Harry Potter et l’Ordre du Phénix

par: Sebastien Keromen



Harry Potter est de retour sur les écrans, pour la cinquième fois. Il doit cette fois affronter toute la puissance d’une administration en plein déni, en plus des forces du mal, ce qui fait beaucoup pour un garçon de seize ans, même magique…
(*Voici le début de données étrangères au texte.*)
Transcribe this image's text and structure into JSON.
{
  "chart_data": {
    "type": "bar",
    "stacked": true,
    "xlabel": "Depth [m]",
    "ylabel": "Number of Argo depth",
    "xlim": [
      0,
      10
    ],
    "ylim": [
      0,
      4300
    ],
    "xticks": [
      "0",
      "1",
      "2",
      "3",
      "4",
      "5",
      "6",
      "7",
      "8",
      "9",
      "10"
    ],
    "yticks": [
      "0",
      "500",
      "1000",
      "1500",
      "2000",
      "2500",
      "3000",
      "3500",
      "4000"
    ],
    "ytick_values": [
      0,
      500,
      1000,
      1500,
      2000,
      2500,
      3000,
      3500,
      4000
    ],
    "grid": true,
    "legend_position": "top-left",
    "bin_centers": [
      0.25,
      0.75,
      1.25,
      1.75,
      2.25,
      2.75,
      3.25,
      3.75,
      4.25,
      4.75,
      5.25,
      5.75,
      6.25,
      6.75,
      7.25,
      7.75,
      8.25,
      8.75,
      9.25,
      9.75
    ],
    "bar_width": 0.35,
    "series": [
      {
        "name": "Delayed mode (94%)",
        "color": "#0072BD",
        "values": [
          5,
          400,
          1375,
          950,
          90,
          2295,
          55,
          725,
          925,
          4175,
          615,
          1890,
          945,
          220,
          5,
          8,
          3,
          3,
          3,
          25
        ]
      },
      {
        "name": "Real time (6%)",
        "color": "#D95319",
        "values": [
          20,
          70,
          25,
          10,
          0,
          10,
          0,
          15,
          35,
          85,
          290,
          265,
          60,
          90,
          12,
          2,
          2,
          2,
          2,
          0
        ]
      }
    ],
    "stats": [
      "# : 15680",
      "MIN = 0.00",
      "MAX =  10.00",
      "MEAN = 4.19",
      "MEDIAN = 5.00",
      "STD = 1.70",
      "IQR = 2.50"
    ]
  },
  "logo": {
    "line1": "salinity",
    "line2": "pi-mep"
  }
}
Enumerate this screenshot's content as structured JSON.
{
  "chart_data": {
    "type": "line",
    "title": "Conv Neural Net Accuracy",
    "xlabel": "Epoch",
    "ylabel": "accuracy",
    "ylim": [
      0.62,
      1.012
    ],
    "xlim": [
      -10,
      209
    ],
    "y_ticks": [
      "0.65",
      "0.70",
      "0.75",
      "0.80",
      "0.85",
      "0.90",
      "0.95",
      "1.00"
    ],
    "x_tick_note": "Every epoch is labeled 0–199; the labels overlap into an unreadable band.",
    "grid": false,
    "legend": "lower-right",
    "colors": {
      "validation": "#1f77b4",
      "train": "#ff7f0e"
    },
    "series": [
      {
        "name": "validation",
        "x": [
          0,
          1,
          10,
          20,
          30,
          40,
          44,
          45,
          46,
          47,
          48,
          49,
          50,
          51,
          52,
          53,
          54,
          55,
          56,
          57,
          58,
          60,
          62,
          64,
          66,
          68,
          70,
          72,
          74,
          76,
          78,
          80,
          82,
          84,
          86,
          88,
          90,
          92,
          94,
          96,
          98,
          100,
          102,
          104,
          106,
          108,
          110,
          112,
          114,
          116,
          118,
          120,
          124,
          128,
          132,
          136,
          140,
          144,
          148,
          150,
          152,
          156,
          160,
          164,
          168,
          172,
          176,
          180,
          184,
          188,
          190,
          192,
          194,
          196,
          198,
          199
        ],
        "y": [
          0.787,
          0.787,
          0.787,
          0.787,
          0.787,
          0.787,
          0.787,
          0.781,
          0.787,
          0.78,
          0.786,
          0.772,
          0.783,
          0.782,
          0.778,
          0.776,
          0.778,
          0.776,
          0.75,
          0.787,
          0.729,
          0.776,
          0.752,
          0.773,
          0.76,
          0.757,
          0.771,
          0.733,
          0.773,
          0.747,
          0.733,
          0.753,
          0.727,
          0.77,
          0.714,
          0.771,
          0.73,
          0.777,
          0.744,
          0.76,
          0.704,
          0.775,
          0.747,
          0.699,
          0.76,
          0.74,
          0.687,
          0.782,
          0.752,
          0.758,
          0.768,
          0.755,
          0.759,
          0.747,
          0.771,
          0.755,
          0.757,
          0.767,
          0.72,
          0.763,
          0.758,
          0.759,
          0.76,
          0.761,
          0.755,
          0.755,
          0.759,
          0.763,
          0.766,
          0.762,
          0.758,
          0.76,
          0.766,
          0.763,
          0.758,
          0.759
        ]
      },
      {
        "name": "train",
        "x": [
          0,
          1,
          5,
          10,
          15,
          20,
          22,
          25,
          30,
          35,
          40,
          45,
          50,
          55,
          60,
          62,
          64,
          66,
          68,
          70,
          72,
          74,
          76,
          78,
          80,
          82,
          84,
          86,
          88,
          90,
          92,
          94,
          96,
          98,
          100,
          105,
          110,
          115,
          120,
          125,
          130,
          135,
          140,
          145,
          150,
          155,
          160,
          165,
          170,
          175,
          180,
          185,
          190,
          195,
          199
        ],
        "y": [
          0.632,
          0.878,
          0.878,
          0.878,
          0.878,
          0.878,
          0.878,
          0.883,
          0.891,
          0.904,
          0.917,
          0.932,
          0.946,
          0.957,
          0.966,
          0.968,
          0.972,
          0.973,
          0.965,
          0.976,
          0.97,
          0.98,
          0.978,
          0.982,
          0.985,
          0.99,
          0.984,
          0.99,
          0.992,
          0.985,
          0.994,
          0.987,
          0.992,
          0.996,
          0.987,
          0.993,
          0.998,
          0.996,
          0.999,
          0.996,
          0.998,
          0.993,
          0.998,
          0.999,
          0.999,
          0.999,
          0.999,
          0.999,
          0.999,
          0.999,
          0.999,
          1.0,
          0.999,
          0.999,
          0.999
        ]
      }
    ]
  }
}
Harry Potter et l’Ordre du Phénix
Titre original : Harry Potter and the Order of the Phoenix
USA, 2007
Réalisateur
 : David Yates
Acteurs : Daniel Radcliffe, Emma Watson, Rupert Grint, Ralph Fiennes, Michael Gambon, Gary Oldman, Robbie Coltrane, Imelda Staunton, Maggie Smith, Alan Rickman, Brendan Gleeson, David Thewlis, Warwick Davis, Emma Thompson, Helena Bonham Carter, Jason Isaacs, Fiona Shaw, Richard Griffiths
Adapté du roman de J.K. Rowling
Durée : 2h20

L’histoire
Lord Voldemort est revenu. Mais le ministère de la magie ne veut pas croire Dumbledore et Harry Potter. Il va plutôt chercher à contrôler Poudlard pour éviter une rébellion. Tant de dangers à affronter.






La critique

De façon presque religieuse maintenant, tous les un an et demi, nous recevons le nouveau Harry Potter au cinéma. Nous voilà maintenant au cinquième opus. L’ordre du Phénix est le plus épais des livres, mais également le film le plus court. Inquiétant a priori, cela peut se justifier (du moins de mon point de vue) par le fait que le livre délaye pas mal des histoires qui auraient pu et dû prendre moins de temps à raconter, ce qui fait que c’est le livre de Harry Potter que j’aime le moins. Le fait que Harry passe son temps à être un sale petit con qui ne veut pas qu’on l’aide et qui prend toujours les décisions les moins intelligentes ne concourait pas non plus en faveur du bouquin, toujours à mon goût. Cependant, le livre contenait suffisamment de bonnes idées et de bonnes scènes pour réjouir tout de même le lecteur, et la perpective d’un film qui resserrerai un peu le tout était plutôt bonne.
Bon, et s’il en venait au film, plutôt que de continuer à nous raconter sa vie avec Harry Potter ? J’y viens, et retombe une fois de plus sur l’appréciation des films de Harry Potter : une superbe mise en images du livre, un bon film, mais pas au niveau du livre. Si chacun des quatre précédents épisodes avait ses points forts et faible, celui-ci n’y coupe pas, avec comme point fort une très bonne réalisation, assise sur une très bonne musique, et comme point faible une relative absence de point de vue, se contentant de raconter l’histoire, ce qui n’est déjà pas si mal. Si comme toujours le livre a subi des coupes sombres (voir à la fin pour le détail), l’histoire restante est cohérente, sans trous d’histoires, et les simplifications ne la dénaturent pas. Du beau boulot d’écriture encore.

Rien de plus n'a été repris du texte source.